Some very serious people (Illinois Gov. Rod R. Blagojevich, New York Lawyer Marc S. Dreier, and Bernard L. Madoff) appear to have been so driven by greed that they’d stop at nothing to live the high life.
For the investors that have lost billions in the Madoff debacle, the question isn’t “why did he do it?”. The issue is, frankly, “where were the Fund of Fund analysts and risk managers?” Banco Santander is said to have lost US$3.1 billion of their $8 billion Fund of Fund program. Can you imagine a University Endowment hiring Santander to manage their hedge allocation, with the expectation that a “fund of fund” strategy was the perfect way to diversify the risk inherent in hedge funds. And Madoff’s primary business wasn’t even a hedge fund, but a broker dealer registered by the Securities Exchange Commission.
38% of the Santander sub’s capital was in one firm’s jeans. Can you imagine how confident the risk manager at Santander would have to be to feel that such a large allocation was the prudent thing to do. How much primary research would have been done to warrant such confidence? To think that one man could trick one of the largest banks in the world with fake trading records and cash dividends paid out of the capital account of other investors.
Perhaps Madoff used some leverage in the fund, which enhanced the downside as the market collapsed this year. But at its core it is still just a shell game that nobody noticed.
Much like the subprime crisis, you have to wonder if the people who were paid to do the due diligence even knew what they were looking for. A Chief Financial Officer I know once criticized the due diligence that some law firms do on behalf of the underwriters when equity offerings are announced; lawyers come in and scour the issuer between the time an equity deal is announced and closing. He was convinced that “these young people don’t understand what they are looking at. They are looking at the contracts, and the leases, but they are junior and don’t have the experience to know what the files mean.”
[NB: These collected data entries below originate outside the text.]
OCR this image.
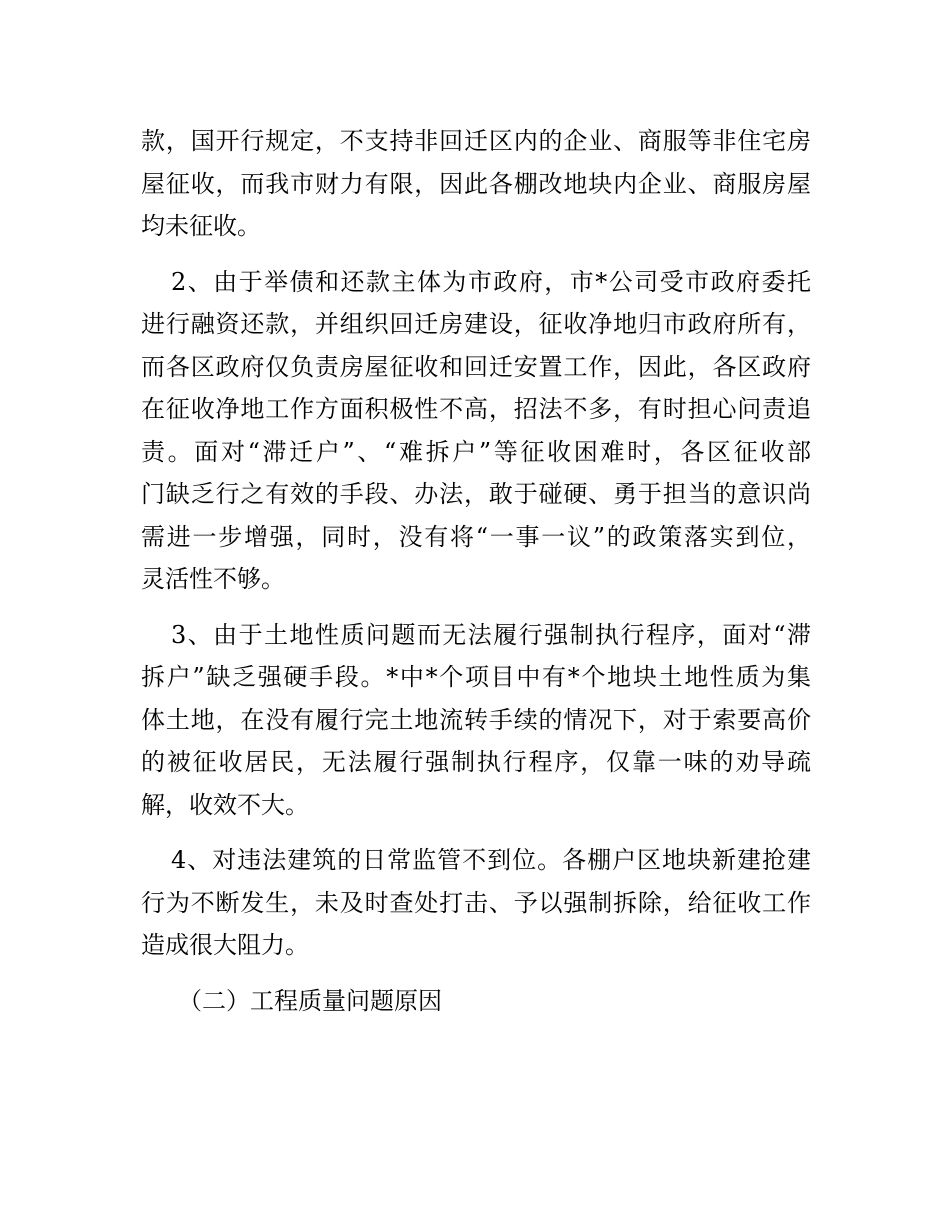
款，国开行规定，不支持非回迁区内的企业、商服等非住宅房
屋征收，而我市财力有限，因此各棚改地块内企业、商服房屋
均未征收。
2、由于举债和还款主体为市政府，市*公司受市政府委托
进行融资还款，并组织回迁房建设，征收净地归市政府所有，
而各区政府仅负责房屋征收和回迁安置工作，因此，各区政府
在征收净地工作方面积极性不高，招法不多，有时担心问责追
责。面对“滞迁户”、“难拆户”等征收困难时，各区征收部
门缺乏行之有效的手段、办法，敢于碰硬、勇于担当的意识尚
需进一步增强，同时，没有将“一事一议”的政策落实到位，
灵活性不够。
3、由于土地性质问题而无法履行强制执行程序，面对“滞
拆户”缺乏强硬手段。*中*个项目中有*个地块土地性质为集
体土地，在没有履行完土地流转手续的情况下，对于索要高价
的被征收居民，无法履行强制执行程序，仅靠一味的劝导疏
解，收效不大。
4、对违法建筑的日常监管不到位。各棚户区地块新建抢建
行为不断发生，未及时查处打击、予以强制拆除，给征收工作
造成很大阻力。
（二）工程质量问题原因
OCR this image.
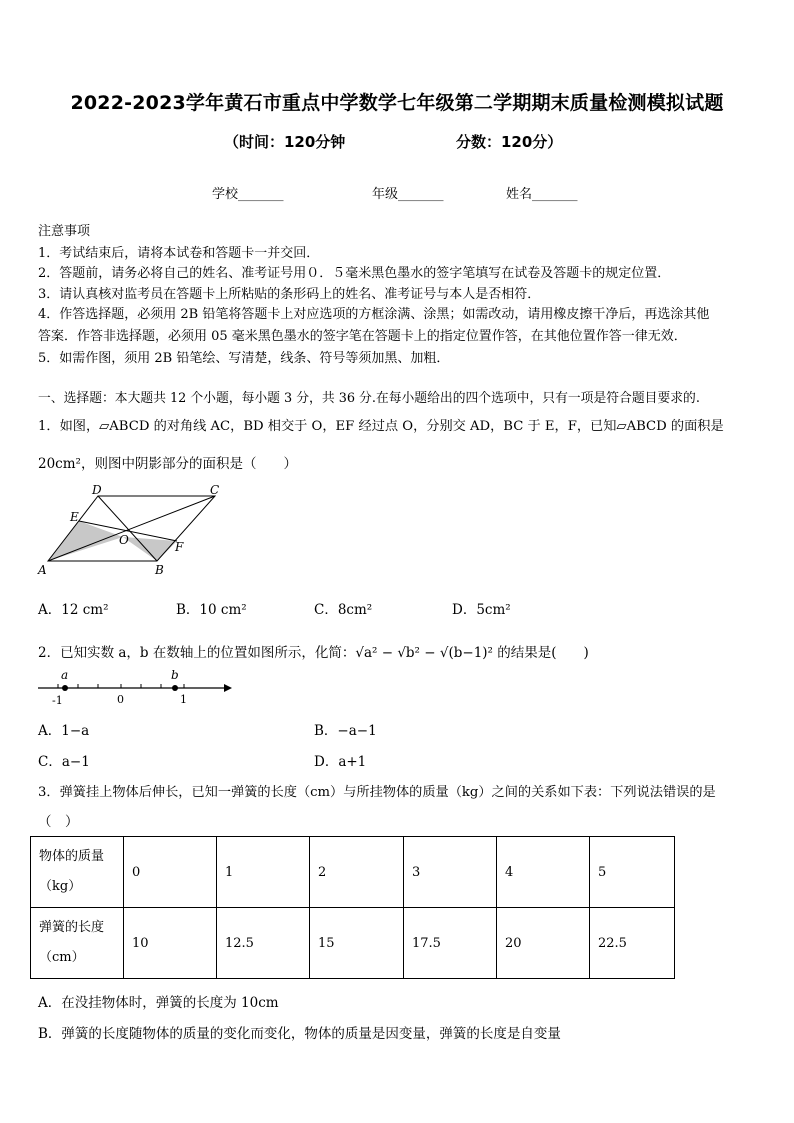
2022-2023学年黄石市重点中学数学七年级第二学期期末质量检测模拟试题
（时间：120分钟	分数：120分）
学校_______	年级_______	姓名_______
注意事项
1．考试结束后，请将本试卷和答题卡一并交回．
2．答题前，请务必将自己的姓名、准考证号用０．５毫米黑色墨水的签字笔填写在试卷及答题卡的规定位置．
3．请认真核对监考员在答题卡上所粘贴的条形码上的姓名、准考证号与本人是否相符．
4．作答选择题，必须用 2B 铅笔将答题卡上对应选项的方框涂满、涂黑；如需改动，请用橡皮擦干净后，再选涂其他
答案．作答非选择题，必须用 05 毫米黑色墨水的签字笔在答题卡上的指定位置作答，在其他位置作答一律无效．
5．如需作图，须用 2B 铅笔绘、写清楚，线条、符号等须加黑、加粗．
一、选择题：本大题共 12 个小题，每小题 3 分，共 36 分.在每小题给出的四个选项中，只有一项是符合题目要求的.
1．如图，▱ABCD 的对角线 AC，BD 相交于 O，EF 经过点 O，分别交 AD，BC 于 E，F，已知▱ABCD 的面积是
20cm²，则图中阴影部分的面积是（　　）
D	C
E
O	F
A	B
A．12 cm²	B．10 cm²	C．8cm²	D．5cm²
2．已知实数 a，b 在数轴上的位置如图所示，化简：√a² − √b² − √(b−1)² 的结果是(　　)
a	b
-1	0	1
A．1−a	B．−a−1
C．a−1	D．a+1
3．弹簧挂上物体后伸长，已知一弹簧的长度（cm）与所挂物体的质量（kg）之间的关系如下表：下列说法错误的是
（　）
物体的质量
（kg）	0	1	2	3	4	5

弹簧的长度
（cm）	10	12.5	15	17.5	20	22.5
A．在没挂物体时，弹簧的长度为 10cm
B．弹簧的长度随物体的质量的变化而变化，物体的质量是因变量，弹簧的长度是自变量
You have to wonder if the same issue arose here. And if it will shake the confidence that institutions have in using a fund of fund strategy to “manage their exposure” to the hedge fund industry.
We don’t do a transaction without spending some time at the corporate office of the prospective borrower; and our average deal size is just $5 million. You can’t outsource due dili, and that’s unfortunately what happens all too often when you hire a middleman to do your research for you.